Not all parts of Warren County are spongy-free, though. Fully-pupated moths have been spotted flying around at Crandall Park in Glens Falls, another area that saw lots of moths chewing up the leaves in 2021. The places that did see die-off saw it just in time, with county staff finding plenty of caterpillars thriving and growing in size in places where the rain didn’t make its impact fast enough. Even in places where the caterpillars are surviving in time to pupate, more rainfall could still turn the tide.

“Last year, some (caterpillars) on my property were starting to pupate,” Lieberum recalled. “I cut a tree down – a small pine that had died – and the top was broken out. There were probably 20 or 30 cocoons in there, and I crushed one – disgusting-smelling – and so the virus must have killed them while they were in there.”

Even if the spongy moth has been stopped in its tracks for now, the impact on the Adirondacks is visible. Areas of trees left bare and leafless can be seen around Lake George, Queensbury, and south through to Saratoga Springs.

The leafy trees will re-leaf – they can withstand a few years as spongy moth buffet before their lifespans are threatened. It’s another case entirely for pine trees, which caterpillars can chew through much more quickly, and which can’t grow their needles back as easily. That means that even if the spongy moth boom only lasted through May and June, pine trees on private property and in parts of the Adirondacks may be reaching a premature end of life. How much of a danger death poses can be hard to predict.

“Trees can stay up forever, or fall down at a moment’s notice,” Lieberum said. “You can’t tell what’s going on in the tree, in the ground, and in the root system.”

Any property owner with a dead pine tree in danger of falling onto a house should call a professional to handle it. If the tree is in a backyard or into acres of wooded property, the downed tree isn’t an immediate danger, so much as a change for the local ecology to process. Some years later, there may be more green on the ground around where the tree fell, and more other types of trees coming up in their place.

Lieberum says that some number of spongy moths show up in any given year – if the soil-bound pathogens could wipe them out entirely, there wouldn’t be a problem. Populations can boom, but can only travel as far as adult female moths, which are unable to fly, and therefore lock the population growth down to a certain pace. Even so, there are times when the moths can expand their territory without clear rhyme or reason.

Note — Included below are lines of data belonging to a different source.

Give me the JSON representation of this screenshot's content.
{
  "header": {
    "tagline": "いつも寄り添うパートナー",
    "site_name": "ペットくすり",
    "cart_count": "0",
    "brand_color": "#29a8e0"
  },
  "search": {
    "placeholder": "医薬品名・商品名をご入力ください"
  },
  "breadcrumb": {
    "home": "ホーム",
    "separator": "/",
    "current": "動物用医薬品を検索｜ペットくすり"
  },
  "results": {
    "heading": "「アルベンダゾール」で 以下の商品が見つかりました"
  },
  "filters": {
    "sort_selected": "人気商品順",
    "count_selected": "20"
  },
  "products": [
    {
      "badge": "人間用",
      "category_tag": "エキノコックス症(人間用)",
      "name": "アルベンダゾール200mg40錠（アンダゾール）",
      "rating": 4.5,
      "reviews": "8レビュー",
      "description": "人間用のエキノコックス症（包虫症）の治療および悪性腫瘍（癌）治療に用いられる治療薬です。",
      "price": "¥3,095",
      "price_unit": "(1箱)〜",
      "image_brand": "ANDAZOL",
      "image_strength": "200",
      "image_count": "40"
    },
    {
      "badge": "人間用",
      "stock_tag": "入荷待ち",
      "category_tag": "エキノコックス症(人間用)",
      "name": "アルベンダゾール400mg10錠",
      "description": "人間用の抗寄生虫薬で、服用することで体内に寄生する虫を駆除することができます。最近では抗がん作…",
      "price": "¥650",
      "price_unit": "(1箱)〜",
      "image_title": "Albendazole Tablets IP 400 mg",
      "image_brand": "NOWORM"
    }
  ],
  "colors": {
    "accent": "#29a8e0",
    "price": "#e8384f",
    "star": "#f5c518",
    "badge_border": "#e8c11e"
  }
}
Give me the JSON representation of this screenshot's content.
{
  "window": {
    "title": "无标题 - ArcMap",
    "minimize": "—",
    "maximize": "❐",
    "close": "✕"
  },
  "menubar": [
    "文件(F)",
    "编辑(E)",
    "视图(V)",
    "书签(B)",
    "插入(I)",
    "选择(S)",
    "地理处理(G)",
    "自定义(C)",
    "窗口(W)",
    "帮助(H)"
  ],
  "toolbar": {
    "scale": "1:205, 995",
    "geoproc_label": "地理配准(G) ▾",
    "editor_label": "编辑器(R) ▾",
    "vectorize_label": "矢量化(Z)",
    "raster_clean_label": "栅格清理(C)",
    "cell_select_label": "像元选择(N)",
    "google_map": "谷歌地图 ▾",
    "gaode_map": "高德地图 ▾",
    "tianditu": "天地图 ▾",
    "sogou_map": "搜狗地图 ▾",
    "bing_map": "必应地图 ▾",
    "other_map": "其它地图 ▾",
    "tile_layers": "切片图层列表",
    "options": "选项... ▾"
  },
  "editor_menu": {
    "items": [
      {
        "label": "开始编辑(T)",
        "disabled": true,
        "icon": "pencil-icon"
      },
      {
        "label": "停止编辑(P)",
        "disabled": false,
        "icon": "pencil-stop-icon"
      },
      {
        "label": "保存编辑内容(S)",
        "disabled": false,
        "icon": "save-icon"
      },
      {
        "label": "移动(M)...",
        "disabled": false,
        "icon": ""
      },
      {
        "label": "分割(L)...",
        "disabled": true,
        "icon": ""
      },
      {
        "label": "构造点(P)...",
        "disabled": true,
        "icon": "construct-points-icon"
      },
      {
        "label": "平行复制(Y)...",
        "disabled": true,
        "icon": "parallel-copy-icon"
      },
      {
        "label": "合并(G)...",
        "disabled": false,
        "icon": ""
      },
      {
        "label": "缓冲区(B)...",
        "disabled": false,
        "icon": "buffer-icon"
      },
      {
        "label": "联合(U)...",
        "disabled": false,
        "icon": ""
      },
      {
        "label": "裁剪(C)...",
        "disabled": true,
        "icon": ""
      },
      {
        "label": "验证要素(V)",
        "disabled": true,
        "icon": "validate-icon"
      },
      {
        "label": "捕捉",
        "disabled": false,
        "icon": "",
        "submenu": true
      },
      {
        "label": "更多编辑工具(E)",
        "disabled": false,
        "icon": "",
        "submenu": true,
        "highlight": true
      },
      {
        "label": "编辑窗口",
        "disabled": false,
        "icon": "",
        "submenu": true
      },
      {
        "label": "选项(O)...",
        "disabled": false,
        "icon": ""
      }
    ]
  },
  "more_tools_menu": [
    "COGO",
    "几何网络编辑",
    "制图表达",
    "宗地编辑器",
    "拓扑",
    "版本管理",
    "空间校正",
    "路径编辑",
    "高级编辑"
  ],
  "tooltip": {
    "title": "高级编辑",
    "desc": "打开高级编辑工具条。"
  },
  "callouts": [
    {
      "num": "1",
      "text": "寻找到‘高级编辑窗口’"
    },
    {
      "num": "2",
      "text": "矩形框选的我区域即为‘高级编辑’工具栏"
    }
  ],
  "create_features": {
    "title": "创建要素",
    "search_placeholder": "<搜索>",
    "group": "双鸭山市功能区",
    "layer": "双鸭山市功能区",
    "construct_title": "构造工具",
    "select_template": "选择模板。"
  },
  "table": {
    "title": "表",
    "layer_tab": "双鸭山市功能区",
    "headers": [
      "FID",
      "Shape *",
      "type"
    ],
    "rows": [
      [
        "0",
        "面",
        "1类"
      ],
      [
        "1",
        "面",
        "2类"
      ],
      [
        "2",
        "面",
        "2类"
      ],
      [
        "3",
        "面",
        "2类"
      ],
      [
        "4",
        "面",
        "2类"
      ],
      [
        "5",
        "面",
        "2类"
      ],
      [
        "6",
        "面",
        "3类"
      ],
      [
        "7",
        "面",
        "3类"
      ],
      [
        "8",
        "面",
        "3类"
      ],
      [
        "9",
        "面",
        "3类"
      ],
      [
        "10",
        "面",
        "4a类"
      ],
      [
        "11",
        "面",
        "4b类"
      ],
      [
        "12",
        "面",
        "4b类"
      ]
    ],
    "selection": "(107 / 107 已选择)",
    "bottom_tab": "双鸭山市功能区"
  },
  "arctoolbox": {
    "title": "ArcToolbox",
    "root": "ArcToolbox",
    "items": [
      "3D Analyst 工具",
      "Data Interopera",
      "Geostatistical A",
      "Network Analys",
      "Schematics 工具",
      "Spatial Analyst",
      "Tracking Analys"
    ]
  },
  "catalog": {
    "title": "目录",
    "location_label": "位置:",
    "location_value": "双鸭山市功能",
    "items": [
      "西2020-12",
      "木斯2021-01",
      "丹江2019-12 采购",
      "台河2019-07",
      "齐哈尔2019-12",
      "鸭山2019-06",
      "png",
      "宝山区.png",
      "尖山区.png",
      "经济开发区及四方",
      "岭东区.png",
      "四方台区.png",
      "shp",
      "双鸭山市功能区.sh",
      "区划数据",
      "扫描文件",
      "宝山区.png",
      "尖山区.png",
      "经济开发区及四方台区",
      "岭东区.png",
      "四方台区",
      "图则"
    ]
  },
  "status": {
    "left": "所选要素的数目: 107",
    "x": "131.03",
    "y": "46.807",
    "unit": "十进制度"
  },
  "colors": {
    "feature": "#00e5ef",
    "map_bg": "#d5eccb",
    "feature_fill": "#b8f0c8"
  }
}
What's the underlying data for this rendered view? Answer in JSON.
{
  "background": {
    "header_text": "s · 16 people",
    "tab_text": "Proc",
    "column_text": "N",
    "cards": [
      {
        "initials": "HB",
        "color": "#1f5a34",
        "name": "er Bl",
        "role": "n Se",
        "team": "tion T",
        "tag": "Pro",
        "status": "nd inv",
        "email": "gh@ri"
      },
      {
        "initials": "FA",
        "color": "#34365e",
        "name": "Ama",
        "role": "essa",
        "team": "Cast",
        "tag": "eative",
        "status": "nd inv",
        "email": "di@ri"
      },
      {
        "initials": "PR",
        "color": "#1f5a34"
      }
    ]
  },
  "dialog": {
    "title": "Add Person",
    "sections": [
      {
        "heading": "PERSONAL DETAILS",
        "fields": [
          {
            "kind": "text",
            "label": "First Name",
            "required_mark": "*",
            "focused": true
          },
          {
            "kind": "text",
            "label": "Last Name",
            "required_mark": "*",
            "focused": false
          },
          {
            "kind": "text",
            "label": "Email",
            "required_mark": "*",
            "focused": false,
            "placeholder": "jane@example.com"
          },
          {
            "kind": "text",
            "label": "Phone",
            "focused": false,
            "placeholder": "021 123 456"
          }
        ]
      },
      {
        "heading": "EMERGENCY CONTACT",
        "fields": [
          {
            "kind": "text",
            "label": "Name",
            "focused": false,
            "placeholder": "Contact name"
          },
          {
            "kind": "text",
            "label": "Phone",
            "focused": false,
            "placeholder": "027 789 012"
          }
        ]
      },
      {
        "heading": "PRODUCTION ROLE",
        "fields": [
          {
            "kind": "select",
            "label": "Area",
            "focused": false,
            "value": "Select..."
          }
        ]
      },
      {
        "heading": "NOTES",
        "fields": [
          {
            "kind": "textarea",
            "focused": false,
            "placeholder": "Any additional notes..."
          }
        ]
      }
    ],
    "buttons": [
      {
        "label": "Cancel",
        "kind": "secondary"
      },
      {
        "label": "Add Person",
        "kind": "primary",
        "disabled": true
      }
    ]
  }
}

“If you come up in Warrensburg, probably other places, it’s like ‘This oak tree was hit, but this one wasn’t.’ Other places, they’ll be really focused on the oak trees, so the maple trees are okay.”

Those still keeping an eye out for spongy moth caterpillars should know what steps they can take. Now that egg clusters have hatched, double-sided tape similar to fly paper is a popular method. Wrapping it around tree trunks can halt caterpillars from ever making it up into the branches. When all else fails, experts say there’s nothing wrong with going out and picking the invasives off branches by hand.